Das Bundesamt für Gesundheit bereitet sich auf eine mögliche Ausweitung des Coronavirus vor. Inzwischen gibt es 571 Fälle in China.

Kampf gegen die Ansteckung: Eine Passagierin wird auf einem Flughafen in Südkorea kontrolliert. (AP/Keystone/23. Januar 2020)
Kampf gegen die Ansteckung: Eine Passagierin wird auf einem Flughafen in Südkorea kontrolliert. (AP/Keystone/23. Januar 2020)

Das Bundesamt für Gesundheit (BAG) hat sich «eher beunruhigt» über die Dynamik und Entwicklung des Coronavirus geäussert. Die Behörde bereitet sich darauf vor, Massnahmen zu treffen, auch wenn unmittelbar keine Bedrohung für die Schweizer Bevölkerung besteht, wie BAG-Sektionsleiter Patrick Mathys zu Radio SRF sagte.

Falls die Weltgesundheitsorganisation (WHO) am Donnerstag den Gesundheitsnotstand ausrufen sollte, so habe dies vor allem eine Signalwirkung. Es rüttle die Weltgemeinschaft auf, diesen Ausbruch ernst zu nehmen, sich vorzubereiten und koordiniert dazu beizutragen, ihn unter Kontrolle zu bringen, sagte Mathys, der Leiter der Sektion Krisenbewältigung und internationale Zusammenarbeit im BAG ist, weiter.

Unmittelbar geschehe in der Schweiz nichts. «Was wir nicht wissen und was wir nicht vorwegnehmen können, ist, ob die WHO mit der Ausrufung des Gesundheitsnotstands allenfalls weiterführende Empfehlungen aussprechen würde», sagte Mathys.

Pandemieplan vorhanden

Das BAG wäre vorbereitet, um solche Massnahmen umzusetzen. Einen speziellen Aktionsplan gegen das neue Coronavirus gebe es nicht. Es gebe aber diverse Konzepte wie beispielsweise den Pandemieplan, aus dem man sich in der Schweiz bedienen könnte.

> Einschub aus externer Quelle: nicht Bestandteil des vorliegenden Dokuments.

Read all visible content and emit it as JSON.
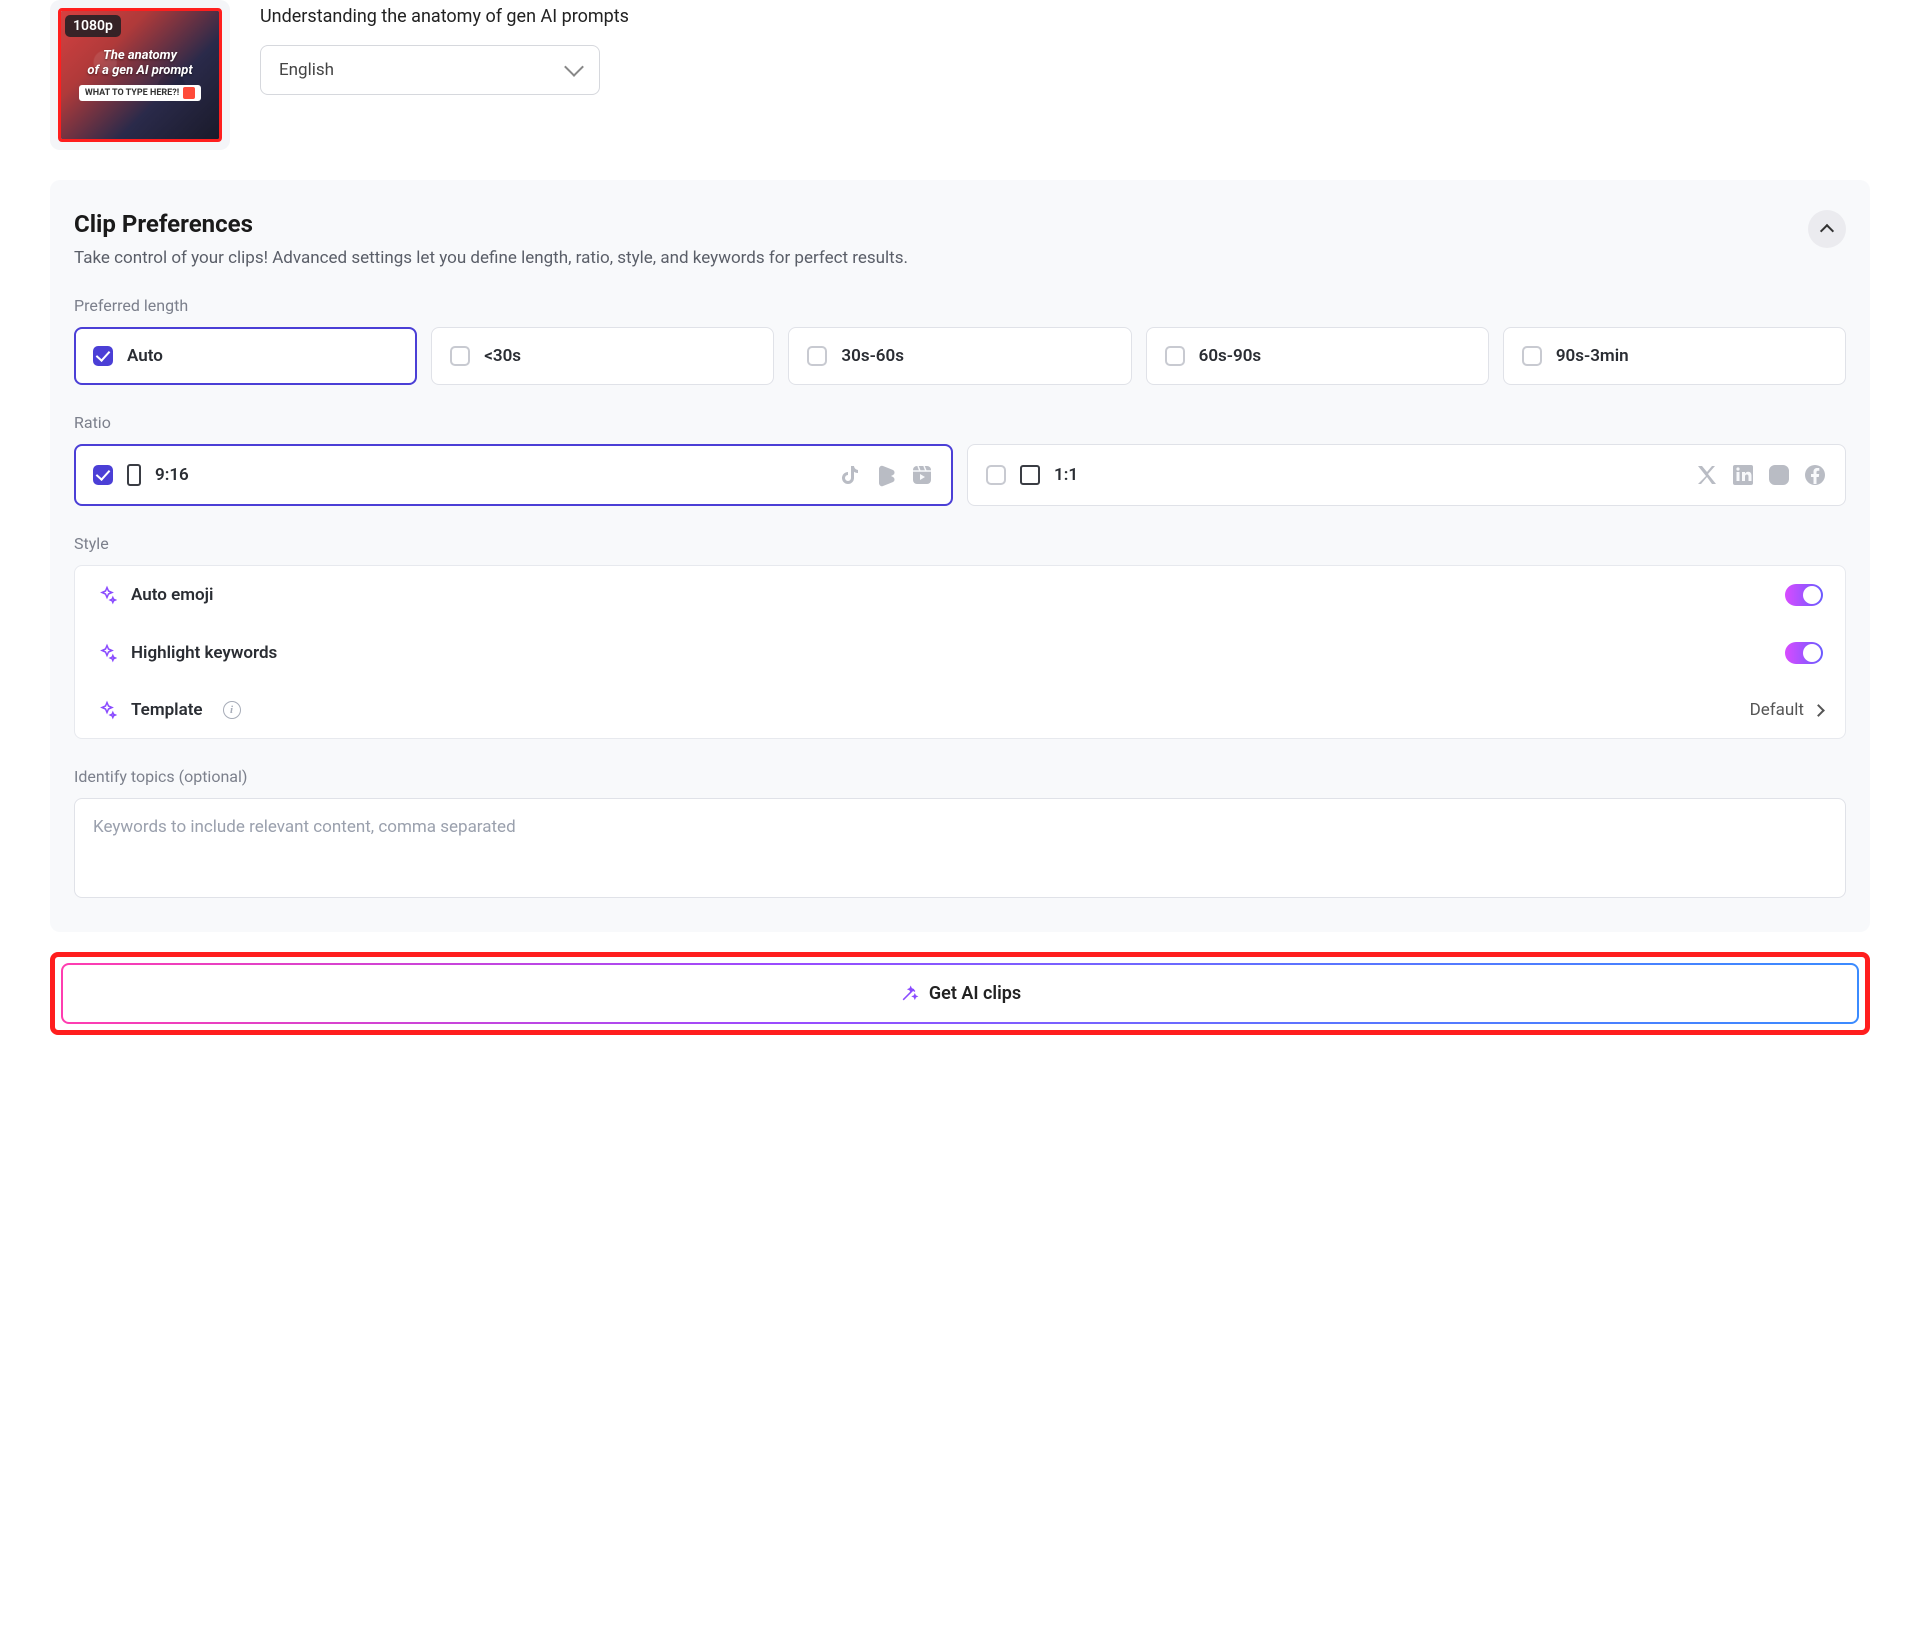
{
  "video": {
    "title": "Understanding the anatomy of gen AI prompts",
    "resolution_badge": "1080p",
    "thumb_overlay_line1": "The anatomy",
    "thumb_overlay_line2": "of a gen AI prompt",
    "thumb_tag": "WHAT TO TYPE HERE?!"
  },
  "language": {
    "selected": "English"
  },
  "prefs": {
    "heading": "Clip Preferences",
    "subheading": "Take control of your clips! Advanced settings let you define length, ratio, style, and keywords for perfect results.",
    "length_label": "Preferred length",
    "length_options": {
      "auto": {
        "label": "Auto",
        "checked": true
      },
      "lt30": {
        "label": "<30s",
        "checked": false
      },
      "s3060": {
        "label": "30s-60s",
        "checked": false
      },
      "s6090": {
        "label": "60s-90s",
        "checked": false
      },
      "s90180": {
        "label": "90s-3min",
        "checked": false
      }
    },
    "ratio_label": "Ratio",
    "ratio_options": {
      "r916": {
        "label": "9:16",
        "checked": true
      },
      "r11": {
        "label": "1:1",
        "checked": false
      }
    },
    "style_label": "Style",
    "style": {
      "auto_emoji": {
        "label": "Auto emoji",
        "on": true
      },
      "highlight_kw": {
        "label": "Highlight keywords",
        "on": true
      },
      "template": {
        "label": "Template",
        "value": "Default"
      }
    },
    "topics_label": "Identify topics (optional)",
    "topics_placeholder": "Keywords to include relevant content, comma separated"
  },
  "cta": {
    "label": "Get AI clips"
  }
}
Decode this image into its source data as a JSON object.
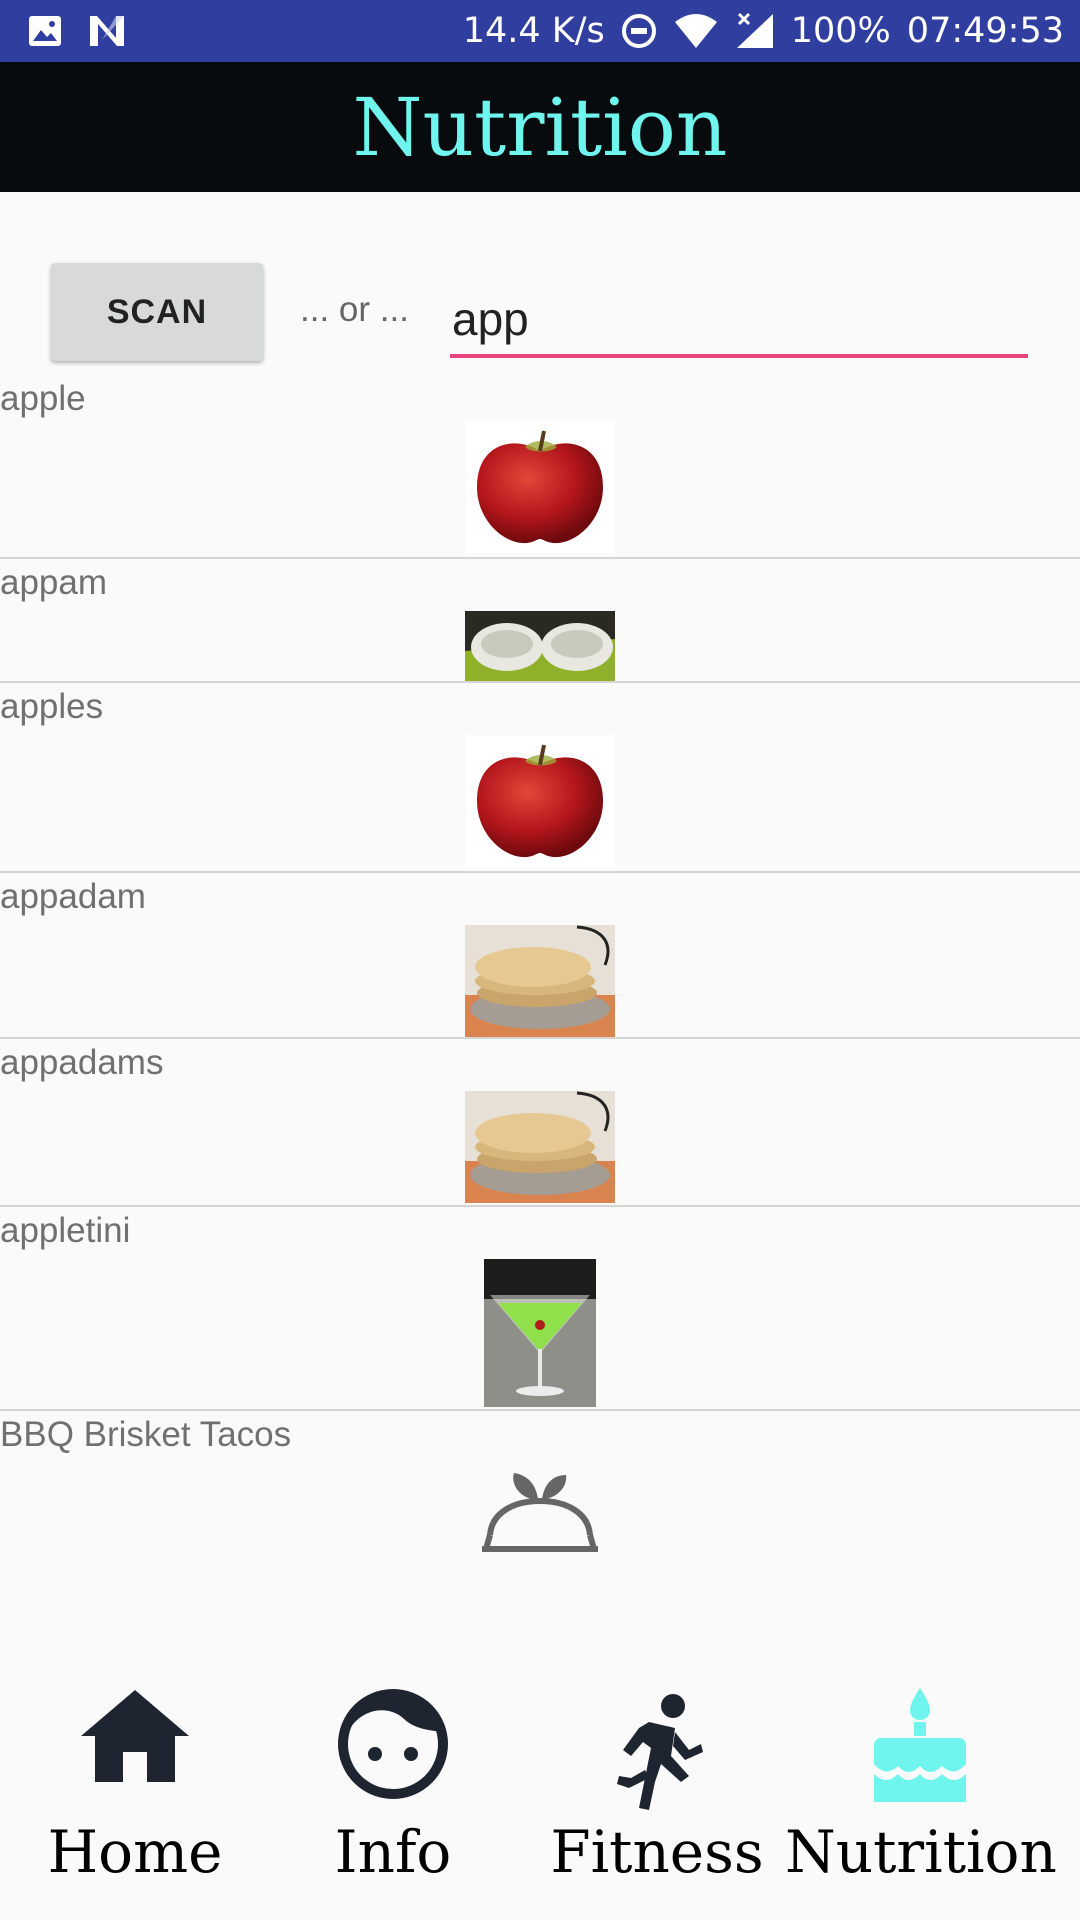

Mediensprecher Philipp Bircher vom Flughafen Zürich erklärte auf Anfrage von Tamedia: «Ob und welche Schutzmassnahmen ergriffen werden müssen, entscheidet nicht der Flughafen, sondern die Behörden. Wir sind in Kontakt mit dem BAG und dem Grenzarzt, derzeit sind aber keine Massnahmen geplant. Wir haben für solche Fällen Notfallkonzepte vorereitet, die wir rasch umsetzen könnten. Diese Konzepte werden laufend den neusten Erkenntnissen angepasst.» Mögliche Massnahmen sind Temperaturmessungen, zum Schutzkonzept gehören aber auch Schutzbekleidungen oder genügend Desinfektionsmittel. Es ist auch festgelegt, wie und wo man erkrankte Passagiere separieren könnte.

Die Zahl der nachgewiesenen Fälle der neuen Lungenkrankheit in China ist inzwischen auf 571 gestiegen. Seit dem Ausbruch der Krankheit sind 17 Todesfälle bestätigt.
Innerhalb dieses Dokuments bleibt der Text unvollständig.